Particle acceleration in shearing flows: the self-generation of turbulent spine-sheath structures in relativistic magnetohydrodynamic jet simulations

X-ray observations of kiloparsec-scale extragalactic jets favour a synchrotron origin. The short cooling times of the emitting electrons require a distributed acceleration of electrons up to sub-PeV energies. In a previous paper, we found that this can be self-consistently explained by a shear acceleration model, where particles are accelerated to produce power-law spectra, with the spectral index being determined mainly by the velocity profile and turbulence spectrum. In this paper, we perform 3D relativistic magnetohydrodynamic simulations to investigate the formation of a spine-sheath structure and the development of turbulence for a relativistic jet propagating into a static cocoon.

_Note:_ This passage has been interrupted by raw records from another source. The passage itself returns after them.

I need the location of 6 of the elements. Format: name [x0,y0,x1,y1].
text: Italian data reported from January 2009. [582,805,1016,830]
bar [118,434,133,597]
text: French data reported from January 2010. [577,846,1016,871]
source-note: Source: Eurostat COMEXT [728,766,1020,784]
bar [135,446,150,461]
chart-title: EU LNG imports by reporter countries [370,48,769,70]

We explore different spine velocities and magnetic field profiles, with values being chosen to match typical Fanaroff–Riley type I/II jets. We find that in all cases a sheath is generated on the interface of the spine and the cocoon mainly as a result of the Kelvin–Helmholtz instability. The large-scale velocity profile in the sheath is close to linear. Turbulence develops in both the spine and the sheath, with a turbulent velocity spectrum consistent with Kolmogorov scaling. The implications for shear particle acceleration are explored, with a focus on the particle spectral index.